Junk Science, the QWERTY Effect, Google Privacy and More

Yet more chronic junk science in the cosmetics industry, this time from Clarins. Plus the QWERTY effect, smartphone conversion rates and Google Privacy. Here’s some news from the amazing world of marketing.

Clarins’ junk science – Breaking nonsense

Clarins cosmetics are very expensive. Fair enough, if that’s what floats your boat. But that’s no excuse for descending into the realms of unscientific nonsense.
Their Instant Light make-up range carries an extraordinary message. Apparently the ‘3D Radiance pigment’ it contains optically ‘splits’ light into three dimensions to enhance facial beauty. The quotation marks around the word ‘splits’ are a mystery, as is the exact nature of the dimensions the light is split into and the split light’s ability to ‘enhance facial beauty’. In short, it’s nonsense. It’s high time the cosmetics industry stopped fibbing.

The weird power of the QWERTY effect

Did you know the layout of the QWERTY keyboard influences how people feel about certain words? Apparently we feel a whole lot more positive about words that major on letters from the right hand side of the keyboard. The effect takes in letters y, h and n onwards, moving right, and has been noticed in both English and Dutch speakers.
There’s more. It looks like baby names with more letters from the right hand side of the keyboard became a whole lot more popular after the 1960s, when the QWERTY keyboard went mainstream. Odder still, the effect seems to be widespread right across the internet. Positive online reviews contain more letters from the keyboard’s right hand side than the left. On the other hand products with names that contain more letters from the right side of the keyboard don’t display the effect.
Why do we tend to prefer words containing more right hand letters? Nobody knows. Can you harness it for marketing? No idea. But the challenge of working out which words major on left hand letters probably precludes taking advantage… unless someone creates an algorithm to suggest right hand alternatives to lefty words.
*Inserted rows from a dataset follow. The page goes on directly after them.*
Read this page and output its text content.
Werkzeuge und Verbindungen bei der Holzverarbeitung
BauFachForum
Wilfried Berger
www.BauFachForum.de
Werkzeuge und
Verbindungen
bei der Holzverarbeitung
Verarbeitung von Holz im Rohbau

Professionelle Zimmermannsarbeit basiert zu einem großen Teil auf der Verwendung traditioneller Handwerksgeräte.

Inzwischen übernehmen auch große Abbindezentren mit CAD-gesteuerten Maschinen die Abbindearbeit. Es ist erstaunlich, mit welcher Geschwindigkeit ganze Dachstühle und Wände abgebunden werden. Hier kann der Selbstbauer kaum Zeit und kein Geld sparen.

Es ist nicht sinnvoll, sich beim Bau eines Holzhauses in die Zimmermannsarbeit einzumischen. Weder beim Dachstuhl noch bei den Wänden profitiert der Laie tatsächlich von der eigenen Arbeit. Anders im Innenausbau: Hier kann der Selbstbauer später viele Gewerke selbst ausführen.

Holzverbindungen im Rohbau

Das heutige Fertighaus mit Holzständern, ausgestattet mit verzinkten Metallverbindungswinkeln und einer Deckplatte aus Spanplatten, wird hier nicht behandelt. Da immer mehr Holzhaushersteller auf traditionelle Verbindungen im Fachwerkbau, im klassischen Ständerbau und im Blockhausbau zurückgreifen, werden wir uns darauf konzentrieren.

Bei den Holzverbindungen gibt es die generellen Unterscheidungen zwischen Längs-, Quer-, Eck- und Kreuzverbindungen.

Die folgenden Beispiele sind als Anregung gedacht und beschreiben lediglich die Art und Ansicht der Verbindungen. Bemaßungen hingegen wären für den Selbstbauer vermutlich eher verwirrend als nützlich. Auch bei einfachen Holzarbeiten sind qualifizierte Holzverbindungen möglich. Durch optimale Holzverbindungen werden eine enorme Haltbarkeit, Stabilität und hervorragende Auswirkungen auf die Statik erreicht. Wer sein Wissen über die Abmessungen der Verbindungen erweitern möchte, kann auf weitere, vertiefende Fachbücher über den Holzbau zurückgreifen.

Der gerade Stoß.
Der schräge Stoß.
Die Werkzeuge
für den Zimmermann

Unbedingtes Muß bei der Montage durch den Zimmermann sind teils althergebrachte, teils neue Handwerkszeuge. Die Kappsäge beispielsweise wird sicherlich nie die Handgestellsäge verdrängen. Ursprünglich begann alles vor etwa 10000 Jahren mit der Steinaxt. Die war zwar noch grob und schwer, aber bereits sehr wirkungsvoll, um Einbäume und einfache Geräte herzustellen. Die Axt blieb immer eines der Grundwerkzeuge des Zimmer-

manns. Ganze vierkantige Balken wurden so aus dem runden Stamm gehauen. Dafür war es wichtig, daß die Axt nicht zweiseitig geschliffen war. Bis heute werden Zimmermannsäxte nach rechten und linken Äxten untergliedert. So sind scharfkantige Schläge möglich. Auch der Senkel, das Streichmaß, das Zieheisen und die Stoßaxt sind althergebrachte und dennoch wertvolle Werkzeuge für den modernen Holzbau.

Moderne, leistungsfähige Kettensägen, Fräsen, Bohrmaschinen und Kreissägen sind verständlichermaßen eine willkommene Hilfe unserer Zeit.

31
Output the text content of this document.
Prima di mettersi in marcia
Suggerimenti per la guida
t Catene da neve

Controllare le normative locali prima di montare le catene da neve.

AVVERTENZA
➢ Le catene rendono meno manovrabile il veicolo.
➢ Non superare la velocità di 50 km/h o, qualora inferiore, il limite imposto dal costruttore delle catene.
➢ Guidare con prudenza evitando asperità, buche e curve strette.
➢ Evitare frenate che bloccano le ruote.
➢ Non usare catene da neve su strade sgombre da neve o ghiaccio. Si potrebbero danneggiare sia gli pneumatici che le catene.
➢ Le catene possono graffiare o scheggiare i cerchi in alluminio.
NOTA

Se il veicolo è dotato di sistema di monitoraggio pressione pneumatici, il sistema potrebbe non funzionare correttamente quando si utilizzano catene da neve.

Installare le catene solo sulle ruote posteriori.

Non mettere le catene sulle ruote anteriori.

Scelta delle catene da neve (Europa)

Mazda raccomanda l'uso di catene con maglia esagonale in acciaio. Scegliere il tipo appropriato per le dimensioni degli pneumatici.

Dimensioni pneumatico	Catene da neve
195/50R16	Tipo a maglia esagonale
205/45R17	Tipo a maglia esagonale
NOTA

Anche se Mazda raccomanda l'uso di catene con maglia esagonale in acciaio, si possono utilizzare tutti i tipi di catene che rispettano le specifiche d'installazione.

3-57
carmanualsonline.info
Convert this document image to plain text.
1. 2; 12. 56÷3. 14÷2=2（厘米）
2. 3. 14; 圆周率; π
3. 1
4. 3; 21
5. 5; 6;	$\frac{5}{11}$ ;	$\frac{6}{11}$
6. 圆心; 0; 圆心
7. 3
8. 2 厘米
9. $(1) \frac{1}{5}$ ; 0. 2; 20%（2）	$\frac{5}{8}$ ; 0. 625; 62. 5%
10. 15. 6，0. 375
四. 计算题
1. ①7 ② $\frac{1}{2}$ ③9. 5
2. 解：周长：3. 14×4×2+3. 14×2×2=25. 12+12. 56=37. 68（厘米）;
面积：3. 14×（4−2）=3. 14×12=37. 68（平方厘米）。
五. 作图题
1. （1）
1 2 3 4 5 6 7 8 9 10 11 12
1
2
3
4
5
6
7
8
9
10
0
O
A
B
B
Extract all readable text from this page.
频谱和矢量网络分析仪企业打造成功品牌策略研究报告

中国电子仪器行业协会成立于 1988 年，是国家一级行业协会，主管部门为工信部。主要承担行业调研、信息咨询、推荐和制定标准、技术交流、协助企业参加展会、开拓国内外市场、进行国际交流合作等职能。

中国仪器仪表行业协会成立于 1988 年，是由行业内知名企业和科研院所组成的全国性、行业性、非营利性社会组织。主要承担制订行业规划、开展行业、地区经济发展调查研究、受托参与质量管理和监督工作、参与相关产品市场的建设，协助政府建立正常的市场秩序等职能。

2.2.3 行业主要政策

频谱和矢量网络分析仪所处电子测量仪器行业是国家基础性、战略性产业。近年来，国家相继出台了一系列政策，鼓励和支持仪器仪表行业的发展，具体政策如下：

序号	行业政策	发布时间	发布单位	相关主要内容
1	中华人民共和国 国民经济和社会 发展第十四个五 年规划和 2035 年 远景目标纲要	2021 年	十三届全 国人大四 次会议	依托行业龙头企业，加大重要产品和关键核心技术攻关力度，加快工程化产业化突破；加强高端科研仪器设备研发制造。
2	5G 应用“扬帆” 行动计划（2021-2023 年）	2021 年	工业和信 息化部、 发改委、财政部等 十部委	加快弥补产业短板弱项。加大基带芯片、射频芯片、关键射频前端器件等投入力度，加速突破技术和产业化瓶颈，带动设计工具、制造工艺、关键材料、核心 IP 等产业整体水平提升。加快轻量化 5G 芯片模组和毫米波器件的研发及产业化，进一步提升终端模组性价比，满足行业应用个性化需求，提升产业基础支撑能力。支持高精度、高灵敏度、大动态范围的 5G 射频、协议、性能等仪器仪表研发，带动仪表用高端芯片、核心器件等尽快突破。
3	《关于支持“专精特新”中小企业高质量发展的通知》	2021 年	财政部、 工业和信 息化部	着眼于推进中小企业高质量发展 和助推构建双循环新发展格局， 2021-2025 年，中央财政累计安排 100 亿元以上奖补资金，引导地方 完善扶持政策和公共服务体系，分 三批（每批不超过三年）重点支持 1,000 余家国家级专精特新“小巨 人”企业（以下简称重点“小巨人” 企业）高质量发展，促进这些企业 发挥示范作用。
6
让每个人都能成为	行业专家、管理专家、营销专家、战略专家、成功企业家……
More people buying stuff via smartphones

Like many people I tend to research products on my smartphone and actually do the buying bit on my desktop. I do it because the smartphone screen is too small to see the fine detail of the items I’m buying, I don’t feel smartphones are intrinsically secure enough for financial transactions, and because apps just don’t contain enough detail to drive an informed buying decision. The Ebay app for Android, for example, feels pretty thin compared to the wealth of choices, filters and information you get on the desktop site.
It looks like things might be changing, according to Marin Software. They’ve discovered search conversions on smartphones up 10% on last year, display conversions up 26%, clicks up 13% and impressions up 10%. And they reckon mobile social conversions will be up 50% by the end of 2016. It looks like shopping on smartphones is on the way to becoming the norm.

Google privacy takes one step forwards, two steps back

At last, Google has taken data protection concerns to heart. On the rare occasions I use Chrome, I get the following message:
To be consistent with data protection laws, we’re asking you to take a moment to review key points of Google’s Privacy Policy. This isn’t about a change that we’ve made – it’s just a chance to review some key points. We’ll need you to do this in order to continue using Google services.
Hm. Okay. So I go through the process, disagree with their data use statement, click ‘other options’ and turn off all the ways in which they want to use my data to inform my search results. So far, so good. Then I find out that for Google to remember my preferences I have to stay signed into my Google account. Aha, so that’s the catch.
Ideally I would like to be able to choose my options using one simple statement: Is it OK for Google to use your data, yes or no? And I don’t want to have to stay signed into my Google account to make it happen. It’s a start, but not a very good one. So I’m sticking with Firefox’s Private Window option, so much simpler.